Wisconsin is similar in that respect, Leung said.
“In terms of athletic facilities, I’d say Princeton ranks right up there with any school in America,” Leung said. “What is different is the gear deal here. Wisconsin is sponsored by Adidas, and I’ve got so many pairs of shoes since I got here, I can’t even count them.”
With plenty of experience behind them, the former Tigers are smart and well-prepared. Going into the fifth year, the guys know what has given them trouble in the past, and what has worked out. Whether it’s getting more sleep or progressing into harder training, they are careful to address all the little things that go into quality training.

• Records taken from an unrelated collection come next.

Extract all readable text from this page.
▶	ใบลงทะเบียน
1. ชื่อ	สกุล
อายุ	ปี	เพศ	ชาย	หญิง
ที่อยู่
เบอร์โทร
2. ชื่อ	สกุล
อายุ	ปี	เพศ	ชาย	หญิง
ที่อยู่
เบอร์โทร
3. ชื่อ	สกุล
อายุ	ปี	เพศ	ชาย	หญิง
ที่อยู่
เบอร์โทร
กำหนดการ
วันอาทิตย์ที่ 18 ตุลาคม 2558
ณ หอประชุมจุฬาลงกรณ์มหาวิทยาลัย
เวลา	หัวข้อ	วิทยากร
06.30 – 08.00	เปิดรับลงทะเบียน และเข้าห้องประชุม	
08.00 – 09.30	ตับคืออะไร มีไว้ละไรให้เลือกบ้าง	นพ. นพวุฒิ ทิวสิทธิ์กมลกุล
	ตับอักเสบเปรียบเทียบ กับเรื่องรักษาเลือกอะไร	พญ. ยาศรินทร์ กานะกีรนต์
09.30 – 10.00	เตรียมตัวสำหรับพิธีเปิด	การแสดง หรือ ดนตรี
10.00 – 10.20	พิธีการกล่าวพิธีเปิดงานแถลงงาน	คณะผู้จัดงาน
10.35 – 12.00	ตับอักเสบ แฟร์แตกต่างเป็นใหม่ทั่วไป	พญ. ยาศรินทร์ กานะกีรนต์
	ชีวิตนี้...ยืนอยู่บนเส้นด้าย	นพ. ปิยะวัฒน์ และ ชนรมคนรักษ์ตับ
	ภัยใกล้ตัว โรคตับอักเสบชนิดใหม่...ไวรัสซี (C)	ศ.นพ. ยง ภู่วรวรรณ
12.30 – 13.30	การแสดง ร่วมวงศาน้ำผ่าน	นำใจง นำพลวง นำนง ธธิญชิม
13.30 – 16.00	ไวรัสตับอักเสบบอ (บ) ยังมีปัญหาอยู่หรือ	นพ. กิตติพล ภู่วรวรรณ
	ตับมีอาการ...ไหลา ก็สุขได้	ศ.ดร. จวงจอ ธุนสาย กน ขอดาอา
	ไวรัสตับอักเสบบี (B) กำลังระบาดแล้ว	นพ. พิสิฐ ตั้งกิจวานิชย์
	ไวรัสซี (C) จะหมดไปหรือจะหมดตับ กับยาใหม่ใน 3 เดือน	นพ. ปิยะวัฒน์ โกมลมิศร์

“Going into this year my number one priority is just keeping myself healthy — even if that means taking a down day here or there or missing a workout,” Leung said. “Getting through the entire year without taking an extended period of time off is the goal. Things have been going well. I’ve been very fortunate since the start of the summer, and I’ve had 15 or 16 weeks where I’ve put in more than 100 miles of training.”
With one last year of collegiate competition available to them, the Princeton alumni are making the most of their new training and racing situations. Whether they want a few more opportunities to set personal records or aim to run well enough to compete professionally, running in graduate school has enabled these athletes to continue to pursue their passions.